Pensa che il governo stia dedicando la giusta attenzione alla transizione?
“Sulle politiche energetiche questo governo sta andando in continuità con quello precedente, ma più in generale, sulla transizione ecologica, sta rallentando il processo. Perché non si può da una parte agire per liberarci dalla dipendenza delle fossili, sviluppando le rinnovabili, e dall’altra autorizzare nuovi impianti di rigassificazione, come quelli fissi che si vorrebbero realizzare a Gioia Tauro in Calabria o a Porto Empedocle in Sicilia. Si deve decidere in quale direzione si vuole andare. Noi vogliamo la direzione della liberazione dell’Italia dalla dittatura delle fossili. C’è purtroppo chi nel Paese crede che queste due visioni, della transizione e del vecchio modello produttivo, possano continuare a coesistere“.

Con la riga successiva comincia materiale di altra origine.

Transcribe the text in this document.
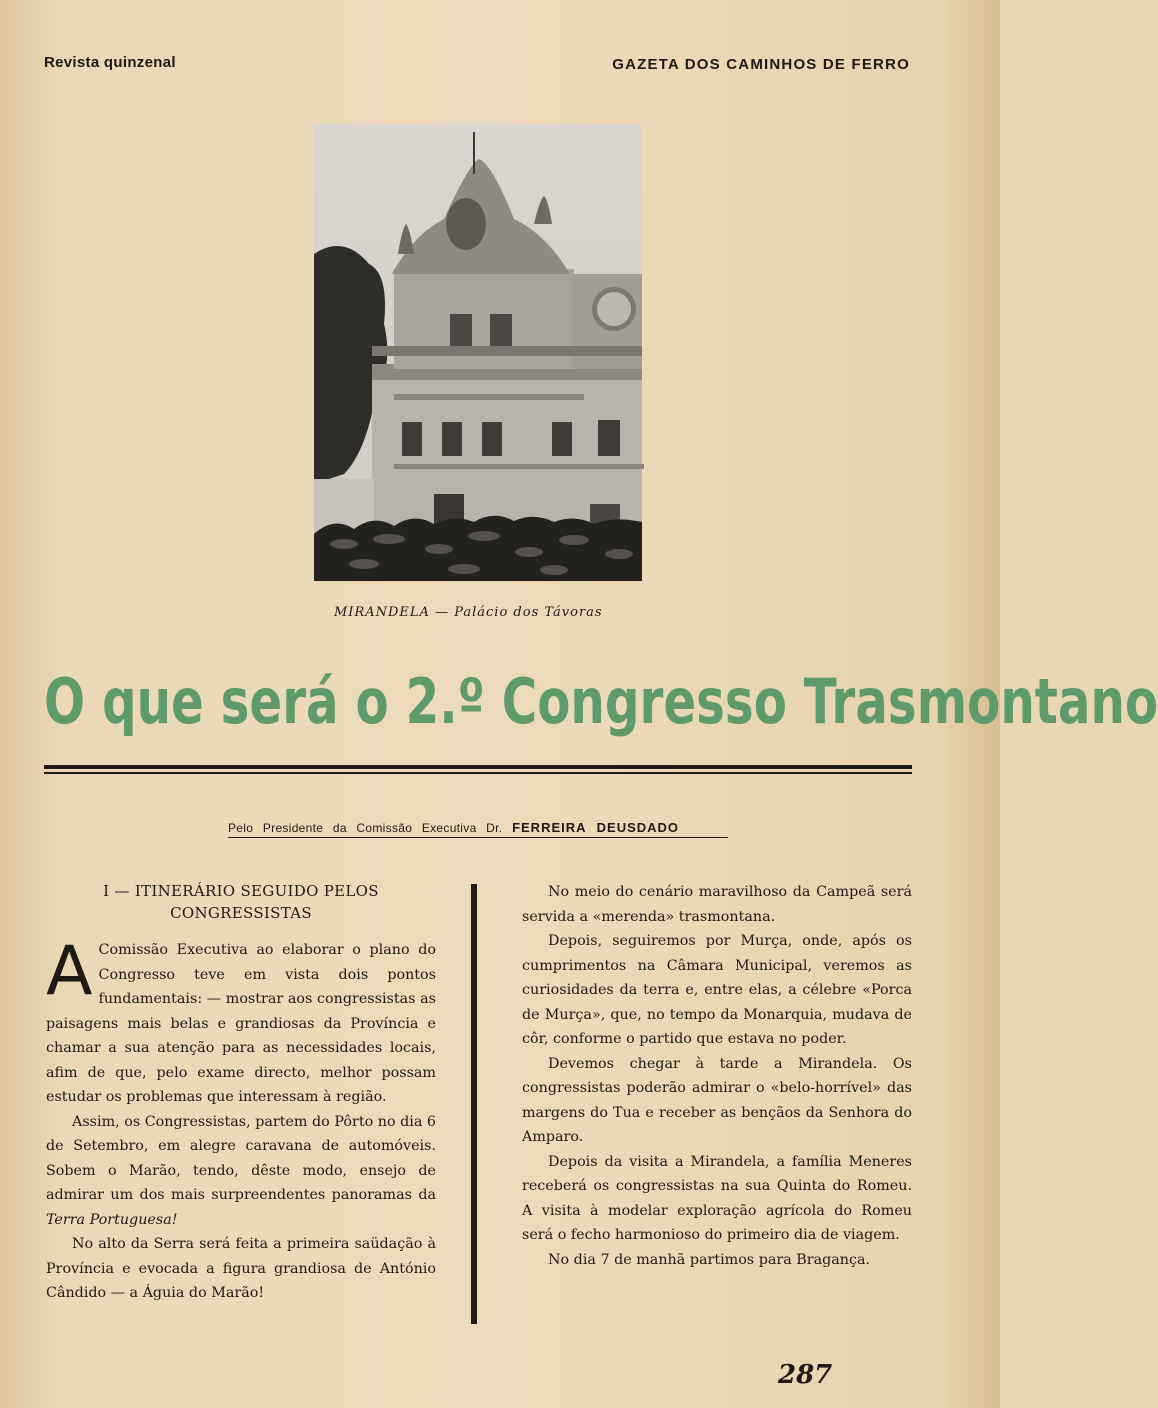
Revista quinzenal	GAZETA DOS CAMINHOS DE FERRO
MIRANDELA — Palácio dos Távoras
O que será o 2.º Congresso Trasmontano
Pelo Presidente da Comissão Executiva Dr. FERREIRA DEUSDADO
I — ITINERÁRIO SEGUIDO PELOS CONGRESSISTAS

A Comissão Executiva ao elaborar o plano do Congresso teve em vista dois pontos fundamentais: — mostrar aos congressistas as paisagens mais belas e grandiosas da Província e chamar a sua atenção para as necessidades locais, afim de que, pelo exame directo, melhor possam estudar os problemas que interessam à região.

Assim, os Congressistas, partem do Pôrto no dia 6 de Setembro, em alegre caravana de automóveis. Sobem o Marão, tendo, dêste modo, ensejo de admirar um dos mais surpreendentes panoramas da Terra Portuguesa!

No alto da Serra será feita a primeira saüdação à Província e evocada a figura grandiosa de António Cândido — a Águia do Marão!

No meio do cenário maravilhoso da Campeã será servida a «merenda» trasmontana.

Depois, seguiremos por Murça, onde, após os cumprimentos na Câmara Municipal, veremos as curiosidades da terra e, entre elas, a célebre «Porca de Murça», que, no tempo da Monarquia, mudava de côr, conforme o partido que estava no poder.

Devemos chegar à tarde a Mirandela. Os congressistas poderão admirar o «belo-horrível» das margens do Tua e receber as bençãos da Senhora do Amparo.

Depois da visita a Mirandela, a família Meneres receberá os congressistas na sua Quinta do Romeu. A visita à modelar exploração agrícola do Romeu será o fecho harmonioso do primeiro dia de viagem.

No dia 7 de manhã partimos para Bragança.

287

Il congresso coincide con l’inizio della COP28 di Dubai. Spaventa l’assenza di Biden e Xi?
“Non è benaugurante l’assenza dei presidenti degli Stati Uniti e della Cina, anche se l’accordo firmato qualche settimana fa è importante e può dare una mano al Pianeta. L’assenza di Papa Francesco invece è solo fisica, perché la sua voce ricorrerà nelle stanze della COP28 ed è un elemento che speriamo possa far ricredere i Paesi che ad oggi non vogliono un nuovo accordo per andare oltre quello di Parigi del 2015 e speriamo che si possano mettere tutte quelle tessere per fare in modo che l’accordo per la lotta alla crisi climatica si concretizzi“.

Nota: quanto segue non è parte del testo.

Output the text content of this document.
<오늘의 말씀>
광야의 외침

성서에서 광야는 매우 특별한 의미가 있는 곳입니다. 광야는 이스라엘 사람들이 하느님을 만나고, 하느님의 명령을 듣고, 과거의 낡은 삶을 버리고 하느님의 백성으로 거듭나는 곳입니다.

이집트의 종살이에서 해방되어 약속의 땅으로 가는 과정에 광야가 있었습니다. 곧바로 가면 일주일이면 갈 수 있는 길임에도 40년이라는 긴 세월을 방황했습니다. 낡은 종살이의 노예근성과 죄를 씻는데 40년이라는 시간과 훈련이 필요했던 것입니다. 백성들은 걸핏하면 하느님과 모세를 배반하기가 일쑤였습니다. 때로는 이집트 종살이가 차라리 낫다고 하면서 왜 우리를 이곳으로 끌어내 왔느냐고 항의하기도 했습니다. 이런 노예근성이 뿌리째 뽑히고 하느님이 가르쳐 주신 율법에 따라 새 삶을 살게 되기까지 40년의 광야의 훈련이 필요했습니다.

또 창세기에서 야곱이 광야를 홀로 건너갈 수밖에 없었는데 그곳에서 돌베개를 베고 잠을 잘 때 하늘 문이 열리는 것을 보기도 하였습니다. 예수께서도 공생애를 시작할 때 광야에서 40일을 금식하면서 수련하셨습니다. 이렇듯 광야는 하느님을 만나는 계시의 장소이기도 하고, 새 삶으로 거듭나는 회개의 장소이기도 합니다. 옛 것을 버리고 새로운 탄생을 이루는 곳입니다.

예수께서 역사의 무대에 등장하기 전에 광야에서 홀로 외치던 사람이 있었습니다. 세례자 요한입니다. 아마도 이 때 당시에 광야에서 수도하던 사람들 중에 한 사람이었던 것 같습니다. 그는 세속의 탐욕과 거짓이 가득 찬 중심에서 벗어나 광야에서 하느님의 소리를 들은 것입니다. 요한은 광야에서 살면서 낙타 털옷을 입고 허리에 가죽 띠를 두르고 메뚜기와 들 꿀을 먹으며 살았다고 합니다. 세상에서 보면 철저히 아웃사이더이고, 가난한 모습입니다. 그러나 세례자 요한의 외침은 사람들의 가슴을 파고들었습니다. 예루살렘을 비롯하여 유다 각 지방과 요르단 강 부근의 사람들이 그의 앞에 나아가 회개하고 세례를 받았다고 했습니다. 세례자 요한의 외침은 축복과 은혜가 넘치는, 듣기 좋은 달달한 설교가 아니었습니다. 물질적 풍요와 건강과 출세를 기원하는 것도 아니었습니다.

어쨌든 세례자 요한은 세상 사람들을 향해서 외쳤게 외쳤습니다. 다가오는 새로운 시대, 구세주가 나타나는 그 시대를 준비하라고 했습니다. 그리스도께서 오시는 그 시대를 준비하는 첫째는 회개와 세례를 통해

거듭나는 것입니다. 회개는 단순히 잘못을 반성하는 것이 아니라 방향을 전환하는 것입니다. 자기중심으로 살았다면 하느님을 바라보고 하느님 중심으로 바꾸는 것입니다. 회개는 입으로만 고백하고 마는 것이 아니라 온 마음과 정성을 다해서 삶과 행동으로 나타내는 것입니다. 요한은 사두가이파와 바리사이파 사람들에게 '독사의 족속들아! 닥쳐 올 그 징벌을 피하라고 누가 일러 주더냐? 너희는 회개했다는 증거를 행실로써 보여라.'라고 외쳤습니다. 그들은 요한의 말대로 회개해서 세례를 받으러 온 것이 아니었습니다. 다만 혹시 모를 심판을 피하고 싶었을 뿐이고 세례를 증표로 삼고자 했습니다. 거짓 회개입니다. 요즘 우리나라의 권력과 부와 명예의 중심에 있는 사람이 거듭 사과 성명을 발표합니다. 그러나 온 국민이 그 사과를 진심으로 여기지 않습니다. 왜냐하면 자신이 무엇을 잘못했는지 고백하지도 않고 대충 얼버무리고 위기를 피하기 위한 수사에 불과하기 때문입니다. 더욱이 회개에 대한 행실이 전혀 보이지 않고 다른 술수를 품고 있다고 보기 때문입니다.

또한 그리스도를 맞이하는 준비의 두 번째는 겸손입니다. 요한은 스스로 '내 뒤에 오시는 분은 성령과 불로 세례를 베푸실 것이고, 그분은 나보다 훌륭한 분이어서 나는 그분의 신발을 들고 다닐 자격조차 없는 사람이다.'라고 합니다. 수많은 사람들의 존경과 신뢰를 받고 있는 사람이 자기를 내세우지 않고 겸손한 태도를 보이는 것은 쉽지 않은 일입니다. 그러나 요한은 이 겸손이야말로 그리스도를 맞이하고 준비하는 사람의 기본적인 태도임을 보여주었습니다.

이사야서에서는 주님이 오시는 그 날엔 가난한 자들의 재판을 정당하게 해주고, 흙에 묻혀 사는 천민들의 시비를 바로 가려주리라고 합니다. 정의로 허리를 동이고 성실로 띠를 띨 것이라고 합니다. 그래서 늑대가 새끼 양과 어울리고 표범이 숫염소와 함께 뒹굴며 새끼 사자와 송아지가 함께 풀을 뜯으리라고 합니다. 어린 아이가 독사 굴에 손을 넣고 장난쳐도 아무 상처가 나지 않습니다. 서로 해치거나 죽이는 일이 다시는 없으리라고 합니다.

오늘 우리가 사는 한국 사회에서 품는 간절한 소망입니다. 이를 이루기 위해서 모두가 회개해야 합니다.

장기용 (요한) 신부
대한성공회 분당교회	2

Le azioni più urgenti per una buona riuscita della conferenza delle parti?
“Serve spingere sulle innovazioni e sulle rinnovabili nei paesi industrializzati, nei Paesi emergenti e bisogna aiutare i Paesi in via di sviluppo non solo a partire dall’era delle rinnovabili senza passare da gas e carbone, ma anche aiutarli per gestire quelle perdite importanti che, all’interno dei Paesi in via di sviluppo, creano disastri umani e sono la conseguenza dei disastri ecologici che vediamo in tutto il Pianeta“.